Use and Care of Spinning Chain
The spinning chain is basically a strong, efficient working tool. However, overloading, faulty rigging, or general mishandling can render it unsafe, causing possible damage to valuable equipment or injury to operating personnel.
To ensure chain safety, constant vigilance must be maintained to see that chains are correctly applied, properly maintained and periodically inspected.
1. The spinning chain shall not be used wholly or in part with any cathead except as a spinning line. Do not use for loads, tying snatch blocks, or as slings, etc.
2. Spinning chain shall not be used in any spinning line with an automatic cathead unless such cathead is equipped with a manually operable cathead clutch or other device adequate to keep the rotation of the cathead under control at all times it is in use. Such clutch or device shall be of a type that will automatically release when not manually held in the engaged position.
3. Every chain used in a spinning line should have a fiber tail rope, 8” in length, securely fastened to the end of the chain at the pipe. When such spinning line is being used to rotate a pipe, the employee handling the pipe end of the line, shall hold onto the tail rope and not to the chain. A long tail rope has caused many broken, mashed, and bruised arms, fingers, etc. This is caused by the tail rope getting a hitch or wrap on a man’s hand.
4. A spinning line that contains chain and is manually operated on a cathead, shall have a fiber rope securely fastened to the cathead end of the chain. Strength of such rope shall not exceed that of the chain. Only the fiber rope part of the line shall be permitted to come in contact with the cathead.

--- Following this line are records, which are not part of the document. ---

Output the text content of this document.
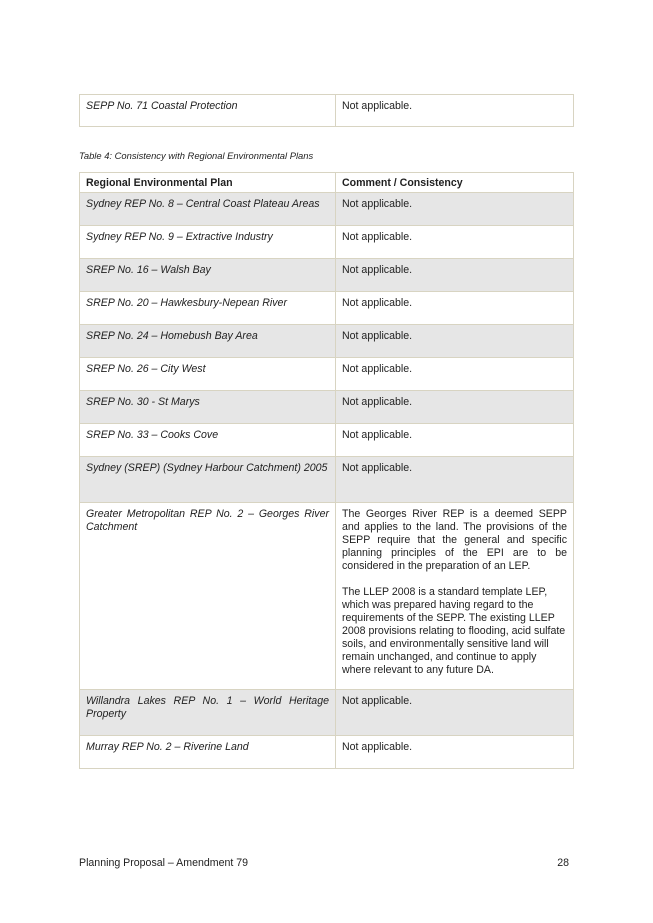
SEPP No. 71 Coastal Protection	Not applicable.
Table 4: Consistency with Regional Environmental Plans
Regional Environmental Plan	Comment / Consistency
Sydney REP No. 8 – Central Coast Plateau Areas	Not applicable.
Sydney REP No. 9 – Extractive Industry	Not applicable.
SREP No. 16 – Walsh Bay	Not applicable.
SREP No. 20 – Hawkesbury-Nepean River	Not applicable.
SREP No. 24 – Homebush Bay Area	Not applicable.
SREP No. 26 – City West	Not applicable.
SREP No. 30 - St Marys	Not applicable.
SREP No. 33 – Cooks Cove	Not applicable.
Sydney (SREP) (Sydney Harbour Catchment) 2005	Not applicable.
Greater Metropolitan REP No. 2 – Georges River Catchment	The Georges River REP is a deemed SEPP and applies to the land. The provisions of the SEPP require that the general and specific planning principles of the EPI are to be considered in the preparation of an LEP.
The LLEP 2008 is a standard template LEP, which was prepared having regard to the requirements of the SEPP. The existing LLEP 2008 provisions relating to flooding, acid sulfate soils, and environmentally sensitive land will remain unchanged, and continue to apply where relevant to any future DA.

Willandra Lakes REP No. 1 – World Heritage Property	Not applicable.
Murray REP No. 2 – Riverine Land	Not applicable.
Planning Proposal – Amendment 79	28
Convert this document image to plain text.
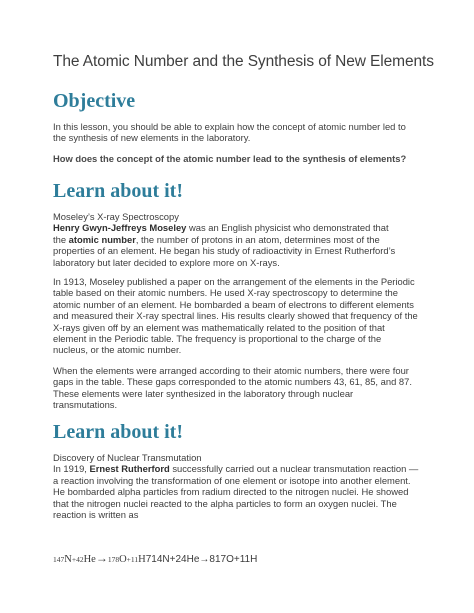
The Atomic Number and the Synthesis of New Elements
Objective
In this lesson, you should be able to explain how the concept of atomic number led to
the synthesis of new elements in the laboratory.
How does the concept of the atomic number lead to the synthesis of elements?
Learn about it!
Moseley’s X-ray Spectroscopy
Henry Gwyn-Jeffreys Moseley was an English physicist who demonstrated that
the atomic number, the number of protons in an atom, determines most of the
properties of an element. He began his study of radioactivity in Ernest Rutherford’s
laboratory but later decided to explore more on X-rays.
In 1913, Moseley published a paper on the arrangement of the elements in the Periodic
table based on their atomic numbers. He used X-ray spectroscopy to determine the
atomic number of an element. He bombarded a beam of electrons to different elements
and measured their X-ray spectral lines. His results clearly showed that frequency of the
X-rays given off by an element was mathematically related to the position of that
element in the Periodic table. The frequency is proportional to the charge of the
nucleus, or the atomic number.
When the elements were arranged according to their atomic numbers, there were four
gaps in the table. These gaps corresponded to the atomic numbers 43, 61, 85, and 87.
These elements were later synthesized in the laboratory through nuclear
transmutations.
Learn about it!
Discovery of Nuclear Transmutation
In 1919, Ernest Rutherford successfully carried out a nuclear transmutation reaction —
a reaction involving the transformation of one element or isotope into another element.
He bombarded alpha particles from radium directed to the nitrogen nuclei. He showed
that the nitrogen nuclei reacted to the alpha particles to form an oxygen nuclei. The
reaction is written as
147N+42He→178O+11H714N+24He→817O+11H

5. The use of a spliced chain, either new or old, in any spinning line is prohibited.
6. Before an employee is required or permitted to use a spinning line that contains chain, he shall be given adequate instructions in its safe use.

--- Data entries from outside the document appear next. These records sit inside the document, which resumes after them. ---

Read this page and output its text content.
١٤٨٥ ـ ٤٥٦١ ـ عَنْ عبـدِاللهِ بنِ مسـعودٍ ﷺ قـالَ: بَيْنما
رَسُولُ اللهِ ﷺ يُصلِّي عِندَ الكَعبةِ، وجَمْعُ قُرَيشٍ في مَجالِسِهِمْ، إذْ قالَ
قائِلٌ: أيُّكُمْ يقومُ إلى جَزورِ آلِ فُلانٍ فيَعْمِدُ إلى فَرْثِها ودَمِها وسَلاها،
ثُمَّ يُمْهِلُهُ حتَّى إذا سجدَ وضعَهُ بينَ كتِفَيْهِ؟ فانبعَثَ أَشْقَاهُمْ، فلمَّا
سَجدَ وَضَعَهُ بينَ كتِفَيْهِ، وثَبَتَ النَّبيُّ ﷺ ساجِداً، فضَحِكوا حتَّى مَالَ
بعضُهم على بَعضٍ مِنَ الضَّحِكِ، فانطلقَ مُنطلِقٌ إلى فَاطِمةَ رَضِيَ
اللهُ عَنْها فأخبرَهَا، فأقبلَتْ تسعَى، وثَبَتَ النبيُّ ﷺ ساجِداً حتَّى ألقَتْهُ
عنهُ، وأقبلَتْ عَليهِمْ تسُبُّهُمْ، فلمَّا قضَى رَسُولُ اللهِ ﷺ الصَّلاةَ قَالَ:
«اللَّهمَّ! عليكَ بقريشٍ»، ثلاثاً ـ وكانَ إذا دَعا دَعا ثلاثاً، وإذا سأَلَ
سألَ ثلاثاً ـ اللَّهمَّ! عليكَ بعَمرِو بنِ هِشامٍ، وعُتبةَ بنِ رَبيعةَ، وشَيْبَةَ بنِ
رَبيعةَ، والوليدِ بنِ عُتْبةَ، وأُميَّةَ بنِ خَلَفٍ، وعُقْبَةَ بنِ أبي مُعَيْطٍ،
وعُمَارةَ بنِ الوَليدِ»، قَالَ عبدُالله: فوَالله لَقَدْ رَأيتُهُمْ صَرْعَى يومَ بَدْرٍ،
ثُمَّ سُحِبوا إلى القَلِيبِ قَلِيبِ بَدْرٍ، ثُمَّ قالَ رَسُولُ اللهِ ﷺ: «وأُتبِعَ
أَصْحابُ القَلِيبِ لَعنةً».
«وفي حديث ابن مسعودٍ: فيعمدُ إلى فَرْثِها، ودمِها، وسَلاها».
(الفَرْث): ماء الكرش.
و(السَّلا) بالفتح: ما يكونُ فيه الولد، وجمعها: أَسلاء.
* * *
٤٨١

7. A chain having a broken or distorted link, or a link with the metal reduced by wear at any point to less than 90% of its original cross section area, shall be discarded at once from further use as a spinning line or any other use.

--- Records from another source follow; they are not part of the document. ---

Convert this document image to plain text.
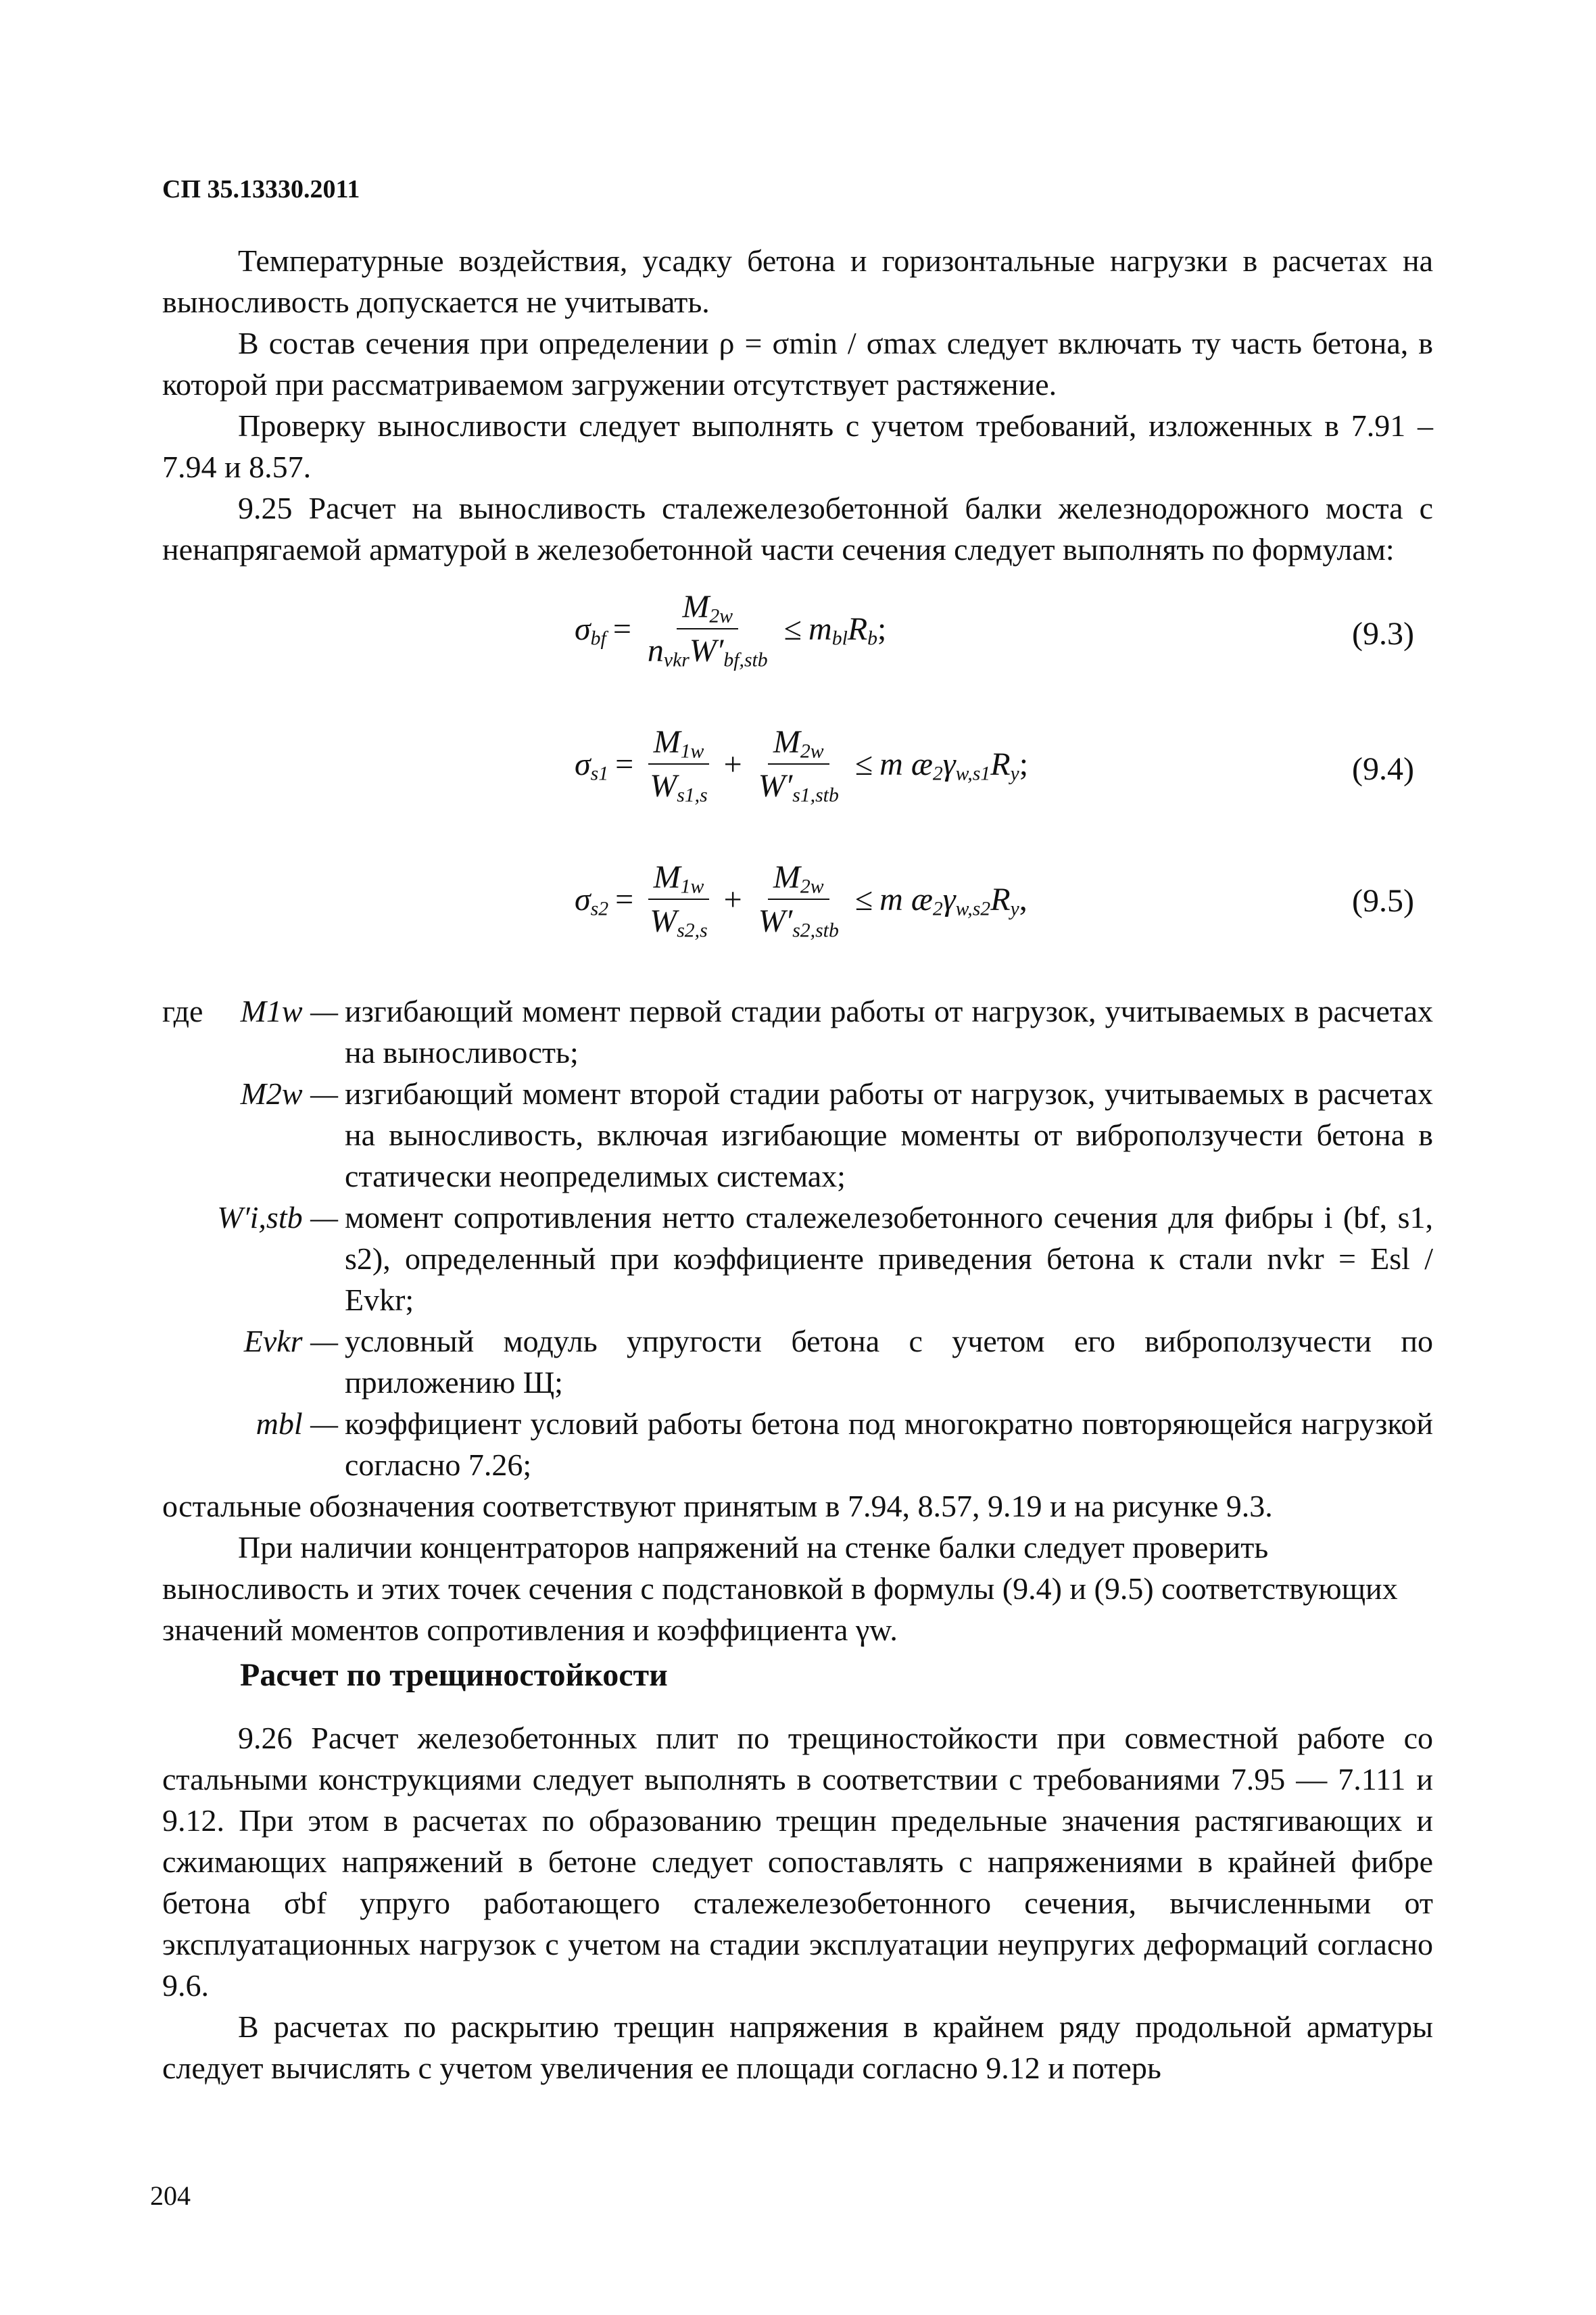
СП 35.13330.2011

Температурные воздействия, усадку бетона и горизонтальные нагрузки в расчетах на выносливость допускается не учитывать.

В состав сечения при определении ρ = σmin / σmax следует включать ту часть бетона, в которой при рассматриваемом загружении отсутствует растяжение.

Проверку выносливости следует выполнять с учетом требований, изложенных в 7.91 – 7.94 и 8.57.

9.25 Расчет на выносливость сталежелезобетонной балки железнодорожного моста с ненапрягаемой арматурой в железобетонной части сечения следует выполнять по формулам:

$\sigma_{bf} = \frac{M_{2w}}{n_{vkr}W'_{bf,stb}} \le m_{bl}R_b$ ;	(9.3)
$\sigma_{s1} = \frac{M_{1w}}{W_{s1,s}} + \frac{M_{2w}}{W'_{s1,stb}} \le m$ $æ_2\gamma_{w,s1}R_y$ ;	(9.4)
$\sigma_{s2} = \frac{M_{1w}}{W_{s2,s}} + \frac{M_{2w}}{W'_{s2,stb}} \le m$ $æ_2\gamma_{w,s2}R_y$ ,	(9.5)
где	M1w — изгибающий момент первой стадии работы от нагрузок, учитываемых в расчетах на выносливость;
M2w — изгибающий момент второй стадии работы от нагрузок, учитываемых в расчетах на выносливость, включая изгибающие моменты от виброползучести бетона в статически неопределимых системах;
W′i,stb — момент сопротивления нетто сталежелезобетонного сечения для фибры i (bf, s1, s2), определенный при коэффициенте приведения бетона к стали nvkr = Esl / Evkr;
Evkr — условный модуль упругости бетона с учетом его виброползучести по приложению Щ;
mbl — коэффициент условий работы бетона под многократно повторяющейся нагрузкой согласно 7.26;

остальные обозначения соответствуют принятым в 7.94, 8.57, 9.19 и на рисунке 9.3.

При наличии концентраторов напряжений на стенке балки следует проверить выносливость и этих точек сечения с подстановкой в формулы (9.4) и (9.5) соответствующих значений моментов сопротивления и коэффициента γw.

Расчет по трещиностойкости

9.26 Расчет железобетонных плит по трещиностойкости при совместной работе со стальными конструкциями следует выполнять в соответствии с требованиями 7.95 — 7.111 и 9.12. При этом в расчетах по образованию трещин предельные значения растягивающих и сжимающих напряжений в бетоне следует сопоставлять с напряжениями в крайней фибре бетона σbf упруго работающего сталежелезобетонного сечения, вычисленными от эксплуатационных нагрузок с учетом на стадии эксплуатации неупругих деформаций согласно 9.6.

В расчетах по раскрытию трещин напряжения в крайнем ряду продольной арматуры следует вычислять с учетом увеличения ее площади согласно 9.12 и потерь

204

Check each link — the following are danger signs:
a) Twisted and bent links
b) Cracks in any section of the link
c) Marks, scores or nicks
d) Pits from corrosion
e) Lifted fins, usually caused by over loads
f) Wear at bearing points
g) Stretched links
h) Binding, caused by link collapse at the sides because of stretch or by being crushed under a load
8. Using the spinning chain:
a) See that other crewmen are in the clear when throwing.
b) Keep links out of heels of tong jaws.
c) Keep chain above the pin end of the pipe.
d) Use enough wraps to prevent slipping.
e) When chain is caught between tool joints – remove by hand, not by jerking the cathead lever. Be sure that the driller has released the cat head lever and removed his hand from the lever control before attempting to pull the chain from the tool joints.
f) Do not run cathead too fast when making up drill pipe.
g) See that the driller has all the slack out of the cathead line before he throws all the power to spin up a joint.
h) Hold the chain until the driller releases the cathead.
i) Use a long enough chain to prevent “taking away” from the back-up man.
9. Do not use a worn spinning chain for lifting or securing equipment. Worn spinning chain should be discarded.